Department of Sociology

Costanza’s Number: Ordering and Valuing our Relations with Nature

Helen Verran, University of Melbourne

I tell a story of a number 'born' in 1997 in the prestigious natural sciences journal Nature in a paper entitled “The value of the world's ecosystem services and natural capital”.  Lead author Robert Costanza and twelve others presented data that they claimed allowed calculation of a numerical value for the goods and services produced by the world’s natural capital stock.  The paper can be understood as a spectacular intervention in the politics around the move to market-led environmental policy. I use Costanza’s number as an exemplar of the modern habit of eliding ordering and valuing in using numbers.

I argue that Costanza’s number fails to recognize and respect the difference between number’s working as ordinal number to conserve order and as cardinal number to conserve value. The number’s presentation in the Nature paper hides a conflation of the deductive working of number’s generalizing where parts are derived from general, vague wholes in processes effecting ordering—the form of number use familiar in economics, with the inductive form of number’s generalizing associated with valuing by engaging a specific one-to-many relation—the ways numbers are engaged with by most natural scientists.

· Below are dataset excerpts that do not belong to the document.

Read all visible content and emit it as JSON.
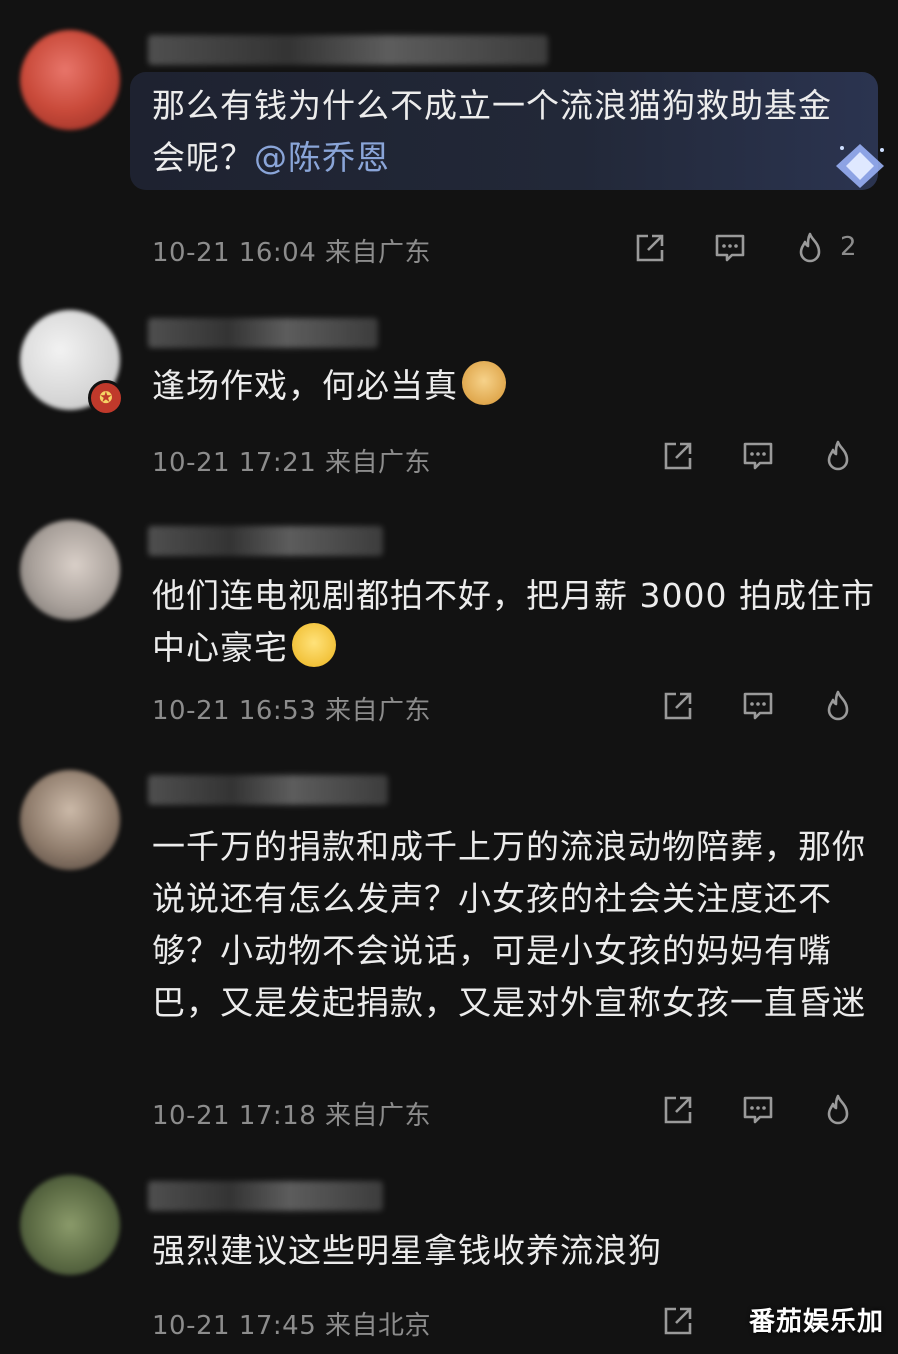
{
  "colors": {
    "background": "#121212",
    "text": "#ececec",
    "meta": "#8c8c8c",
    "mention": "#8aa5d8",
    "bubble": "#222838"
  },
  "comments": [
    {
      "text": "那么有钱为什么不成立一个流浪猫狗救助基金会呢？",
      "mention": "@陈乔恩",
      "time": "10-21 16:04",
      "location": "来自广东",
      "like_count": "2"
    },
    {
      "text": "逢场作戏，何必当真",
      "emoji": "doge-emoji",
      "time": "10-21 17:21",
      "location": "来自广东"
    },
    {
      "text": "他们连电视剧都拍不好，把月薪 3000 拍成住市中心豪宅",
      "emoji": "laugh-emoji",
      "time": "10-21 16:53",
      "location": "来自广东"
    },
    {
      "text": "一千万的捐款和成千上万的流浪动物陪葬，那你说说还有怎么发声？小女孩的社会关注度还不够？小动物不会说话，可是小女孩的妈妈有嘴巴，又是发起捐款，又是对外宣称女孩一直昏迷",
      "time": "10-21 17:18",
      "location": "来自广东"
    },
    {
      "text": "强烈建议这些明星拿钱收养流浪狗",
      "time": "10-21 17:45",
      "location": "来自北京"
    }
  ],
  "icons": {
    "share": "share-icon",
    "reply": "reply-icon",
    "like": "flame-icon"
  },
  "watermark": "番茄娱乐加"
}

Does it matter that a much-cited number elides valuing and ordering?  My claim is that the conflating is not the problem—if we know what we’re doing, flipping between ordering and valuing can be generative.  The danger lies in the fact that many who love numbers use them constantly cannot recognize the difference between these two moments of numbering and hence are unable to discern when conflation is occurring.  That we don’t know we are conflating number’s dual moments of generalising is a problem.

As contemporary ecological economics tells it, either directly or indirectly in the functioning of ecosystems nature produces goods (like food, fibres, water, and minerals) and services (like waste assimilation, nutrient cycling and the means to perform culturally significant rituals like bush-walking).  These goods and services provide benefit to human societies.

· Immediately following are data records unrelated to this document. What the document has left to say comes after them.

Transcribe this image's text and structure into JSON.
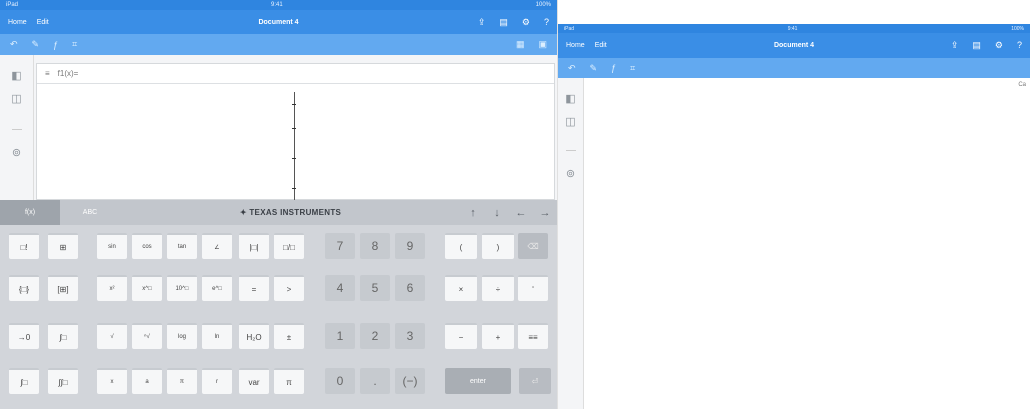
{
  "left": {
    "statusbar": {
      "left": "iPad",
      "center": "9:41",
      "right": "100%"
    },
    "titlebar": {
      "nav": [
        "Home",
        "Edit"
      ],
      "title": "Document 4",
      "icons": [
        "share-icon",
        "docs-icon",
        "settings-icon",
        "help-icon"
      ]
    },
    "toolbar": {
      "icons": [
        "wrench-icon",
        "functions-icon",
        "graph-icon"
      ]
    },
    "function_bar": {
      "menu_glyph": "≡",
      "label": "f1(x)="
    },
    "keyboard": {
      "tabs": [
        "f(x)",
        "ABC"
      ],
      "brand": "TEXAS INSTRUMENTS",
      "arrows": [
        "↑",
        "↓",
        "←",
        "→"
      ],
      "rows": [
        [
          "□!",
          "⊞",
          "sin",
          "cos",
          "tan",
          "∠",
          "|□|",
          "□/□",
          "7",
          "8",
          "9",
          "(",
          ")",
          "⌫"
        ],
        [
          "{□}",
          "[⊞]",
          "x²",
          "x^□",
          "10^□",
          "e^□",
          "=",
          ">",
          "4",
          "5",
          "6",
          "×",
          "÷",
          "ʹ"
        ],
        [
          "→0",
          "∫□",
          "√",
          "ⁿ√",
          "log",
          "ln",
          "H₂O",
          "±",
          "1",
          "2",
          "3",
          "−",
          "+",
          "≡≡"
        ],
        [
          "∫□",
          "∫∫□",
          "x",
          "a",
          "π",
          "r",
          "var",
          "π",
          "0",
          ".",
          "(−)",
          "enter",
          "⏎"
        ]
      ]
    }
  },
  "right": {
    "statusbar": {
      "left": "iPad",
      "center": "9:41",
      "right": "100%"
    },
    "titlebar": {
      "nav": [
        "Home",
        "Edit"
      ],
      "title": "Document 4",
      "icons": [
        "share-icon",
        "docs-icon",
        "settings-icon",
        "help-icon"
      ]
    },
    "toolbar": {
      "icons": [
        "wrench-icon",
        "functions-icon",
        "graph-icon"
      ]
    },
    "edge_hint": "Ca"
  }
}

Thirteen authors representing a wide range of academic institutions and disciplines, presented data that they claimed allowed calculation of a numerical value for the goods and services produced by the world’s natural capital stock. As they calculated it, the numerical value of the goods and services provided annually by the environment was somewhere between US$16 and 54 trillion (1012) which they averaged as US$33 trillion (1012) per year.  They compared their newly hatched number to another number: the total of the global gross national product that they estimated at US$18 trillion (1012) per year.